Background and aim of the study: Clinical and experimental studies have shown that a specific immunological response may play a role in the degeneration of human cardiac valve homografts. In heart and corneal transplantation, cytotoxic T lymphocytes (CTL) with high avidity for donor antigens are presumed to be the major effector cells causing graft destruction. We studied the kinetics of these donor-specific CTL precursors (CTLp) and their high-avidity fraction in peripheral blood of patients receiving a cryopreserved valve homograft.

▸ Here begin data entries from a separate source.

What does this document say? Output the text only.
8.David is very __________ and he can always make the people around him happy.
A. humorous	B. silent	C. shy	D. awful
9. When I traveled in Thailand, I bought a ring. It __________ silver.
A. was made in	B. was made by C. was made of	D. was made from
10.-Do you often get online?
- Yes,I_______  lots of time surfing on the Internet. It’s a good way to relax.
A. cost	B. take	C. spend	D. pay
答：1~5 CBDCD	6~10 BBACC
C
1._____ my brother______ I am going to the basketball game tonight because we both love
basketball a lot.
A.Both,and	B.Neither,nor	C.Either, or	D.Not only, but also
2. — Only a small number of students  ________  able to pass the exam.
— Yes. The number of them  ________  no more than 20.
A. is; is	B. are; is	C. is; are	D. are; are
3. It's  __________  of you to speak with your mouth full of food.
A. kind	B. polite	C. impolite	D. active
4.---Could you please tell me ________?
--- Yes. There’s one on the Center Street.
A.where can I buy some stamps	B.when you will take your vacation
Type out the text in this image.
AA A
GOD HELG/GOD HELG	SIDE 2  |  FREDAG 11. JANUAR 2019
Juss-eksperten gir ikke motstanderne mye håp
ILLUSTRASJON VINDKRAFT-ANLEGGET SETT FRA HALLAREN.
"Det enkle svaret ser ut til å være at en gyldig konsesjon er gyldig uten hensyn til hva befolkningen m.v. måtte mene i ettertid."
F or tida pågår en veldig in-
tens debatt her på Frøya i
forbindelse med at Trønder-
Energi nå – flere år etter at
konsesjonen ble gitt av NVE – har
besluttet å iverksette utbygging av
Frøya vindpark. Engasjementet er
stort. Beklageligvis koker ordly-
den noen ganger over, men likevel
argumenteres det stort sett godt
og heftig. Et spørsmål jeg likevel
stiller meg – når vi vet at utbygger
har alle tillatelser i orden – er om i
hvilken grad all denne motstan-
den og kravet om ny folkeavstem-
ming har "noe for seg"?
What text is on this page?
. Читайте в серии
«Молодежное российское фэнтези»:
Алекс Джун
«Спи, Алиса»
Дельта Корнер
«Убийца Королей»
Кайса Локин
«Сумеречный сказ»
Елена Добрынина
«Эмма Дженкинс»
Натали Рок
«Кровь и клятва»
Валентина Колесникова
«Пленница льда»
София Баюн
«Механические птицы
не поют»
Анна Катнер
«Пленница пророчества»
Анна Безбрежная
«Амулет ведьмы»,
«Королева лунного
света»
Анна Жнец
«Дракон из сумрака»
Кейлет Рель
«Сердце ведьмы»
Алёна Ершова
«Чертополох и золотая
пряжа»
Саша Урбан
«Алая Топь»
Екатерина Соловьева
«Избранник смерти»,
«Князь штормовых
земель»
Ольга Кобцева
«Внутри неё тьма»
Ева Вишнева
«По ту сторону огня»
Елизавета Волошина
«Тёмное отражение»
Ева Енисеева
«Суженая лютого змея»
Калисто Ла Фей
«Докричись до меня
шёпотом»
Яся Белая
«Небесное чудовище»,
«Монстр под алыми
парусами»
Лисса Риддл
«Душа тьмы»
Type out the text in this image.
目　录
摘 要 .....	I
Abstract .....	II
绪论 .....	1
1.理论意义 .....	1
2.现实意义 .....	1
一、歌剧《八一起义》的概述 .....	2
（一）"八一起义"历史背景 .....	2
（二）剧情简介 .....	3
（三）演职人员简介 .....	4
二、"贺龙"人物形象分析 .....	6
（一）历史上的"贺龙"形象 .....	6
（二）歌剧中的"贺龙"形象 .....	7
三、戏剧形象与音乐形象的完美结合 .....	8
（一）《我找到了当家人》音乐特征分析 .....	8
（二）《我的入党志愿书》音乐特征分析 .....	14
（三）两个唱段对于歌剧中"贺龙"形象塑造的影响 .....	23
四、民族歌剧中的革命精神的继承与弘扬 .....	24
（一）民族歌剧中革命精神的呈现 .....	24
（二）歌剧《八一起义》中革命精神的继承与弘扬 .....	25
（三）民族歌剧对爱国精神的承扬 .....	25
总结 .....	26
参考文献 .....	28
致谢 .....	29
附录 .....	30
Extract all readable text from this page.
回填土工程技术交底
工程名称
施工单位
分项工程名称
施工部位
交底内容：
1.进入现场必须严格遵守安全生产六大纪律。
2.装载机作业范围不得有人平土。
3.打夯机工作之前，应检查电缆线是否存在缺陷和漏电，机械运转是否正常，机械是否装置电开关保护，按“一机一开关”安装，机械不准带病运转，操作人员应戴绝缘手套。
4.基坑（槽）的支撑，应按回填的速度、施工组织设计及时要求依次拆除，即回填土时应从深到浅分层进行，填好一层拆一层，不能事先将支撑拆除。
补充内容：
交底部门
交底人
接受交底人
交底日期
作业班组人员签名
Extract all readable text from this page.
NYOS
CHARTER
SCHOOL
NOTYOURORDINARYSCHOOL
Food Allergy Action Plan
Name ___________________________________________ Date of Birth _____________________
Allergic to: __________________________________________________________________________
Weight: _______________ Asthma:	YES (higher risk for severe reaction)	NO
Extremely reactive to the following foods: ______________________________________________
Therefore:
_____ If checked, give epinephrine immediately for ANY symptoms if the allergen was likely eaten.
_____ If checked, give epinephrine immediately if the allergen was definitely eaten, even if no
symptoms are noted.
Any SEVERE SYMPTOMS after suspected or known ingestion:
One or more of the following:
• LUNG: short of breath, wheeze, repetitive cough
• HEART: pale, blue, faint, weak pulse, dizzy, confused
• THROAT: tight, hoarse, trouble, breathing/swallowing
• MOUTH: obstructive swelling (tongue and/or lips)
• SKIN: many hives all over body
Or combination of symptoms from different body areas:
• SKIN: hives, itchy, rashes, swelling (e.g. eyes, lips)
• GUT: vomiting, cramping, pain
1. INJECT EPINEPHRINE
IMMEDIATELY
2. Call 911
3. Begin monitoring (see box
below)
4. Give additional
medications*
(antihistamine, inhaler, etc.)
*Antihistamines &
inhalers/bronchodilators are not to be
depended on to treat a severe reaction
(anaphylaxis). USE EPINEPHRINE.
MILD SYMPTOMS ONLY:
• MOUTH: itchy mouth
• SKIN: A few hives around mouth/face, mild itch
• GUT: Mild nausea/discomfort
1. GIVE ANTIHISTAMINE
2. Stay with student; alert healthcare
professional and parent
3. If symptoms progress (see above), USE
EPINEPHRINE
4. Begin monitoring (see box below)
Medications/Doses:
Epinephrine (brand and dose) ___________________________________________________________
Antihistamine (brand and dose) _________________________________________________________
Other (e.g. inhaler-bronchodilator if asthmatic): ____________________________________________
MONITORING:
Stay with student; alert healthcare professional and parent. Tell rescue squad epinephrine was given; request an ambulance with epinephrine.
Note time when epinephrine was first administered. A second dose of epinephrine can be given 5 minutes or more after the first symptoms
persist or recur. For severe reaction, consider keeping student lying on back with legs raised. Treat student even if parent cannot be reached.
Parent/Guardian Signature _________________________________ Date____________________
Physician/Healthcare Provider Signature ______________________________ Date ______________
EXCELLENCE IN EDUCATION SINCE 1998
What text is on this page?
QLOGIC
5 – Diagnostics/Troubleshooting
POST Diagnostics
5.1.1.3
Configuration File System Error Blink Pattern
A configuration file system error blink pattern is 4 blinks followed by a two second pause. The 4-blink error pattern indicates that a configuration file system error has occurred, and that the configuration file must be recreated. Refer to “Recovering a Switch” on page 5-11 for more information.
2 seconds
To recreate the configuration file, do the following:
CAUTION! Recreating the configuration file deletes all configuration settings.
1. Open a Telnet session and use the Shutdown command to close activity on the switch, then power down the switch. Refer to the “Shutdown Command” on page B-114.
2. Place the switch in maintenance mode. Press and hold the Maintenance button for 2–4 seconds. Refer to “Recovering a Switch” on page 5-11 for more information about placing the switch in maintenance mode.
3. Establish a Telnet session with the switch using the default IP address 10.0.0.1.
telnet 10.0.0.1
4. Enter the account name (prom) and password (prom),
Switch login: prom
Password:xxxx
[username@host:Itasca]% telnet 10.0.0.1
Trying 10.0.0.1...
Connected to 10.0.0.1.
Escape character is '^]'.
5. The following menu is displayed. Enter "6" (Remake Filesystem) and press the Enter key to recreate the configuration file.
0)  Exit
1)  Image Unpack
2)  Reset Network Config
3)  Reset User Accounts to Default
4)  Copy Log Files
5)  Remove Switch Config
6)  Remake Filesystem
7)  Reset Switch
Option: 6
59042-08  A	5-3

Methods: Limiting dilution analysis (LDA) was used to enumerate donor-specific CTLp in peripheral blood samples of 15 patients, obtained up to 12 months after valve implantation. Donor-specificity was proven by using donor-HLA mismatched third-party stimulation cells as controls. CD8 monoclonal antibodies were used to distinguish high- and low-avidity CTLp.
Results: A significant increase in total donor-specific CTLp among the peripheral blood mononuclear cell population occurred in 14/15 patients (93%) at 3-6 months (p = 0.045) after implantation and remained so for up to 12 months (p = 0.015). In addition, a significant increase was seen in the fraction of circulating CTLp with high avidity for donor antigens (p<0.026) within the first 3 months after implantation.
Conclusion: Implantation of cryopreserved valve homografts increases the number of donor-specific CTLp and their high-avidity fraction, in the peripheral blood. These cells have the capacity to destroy organ and tissue grafts.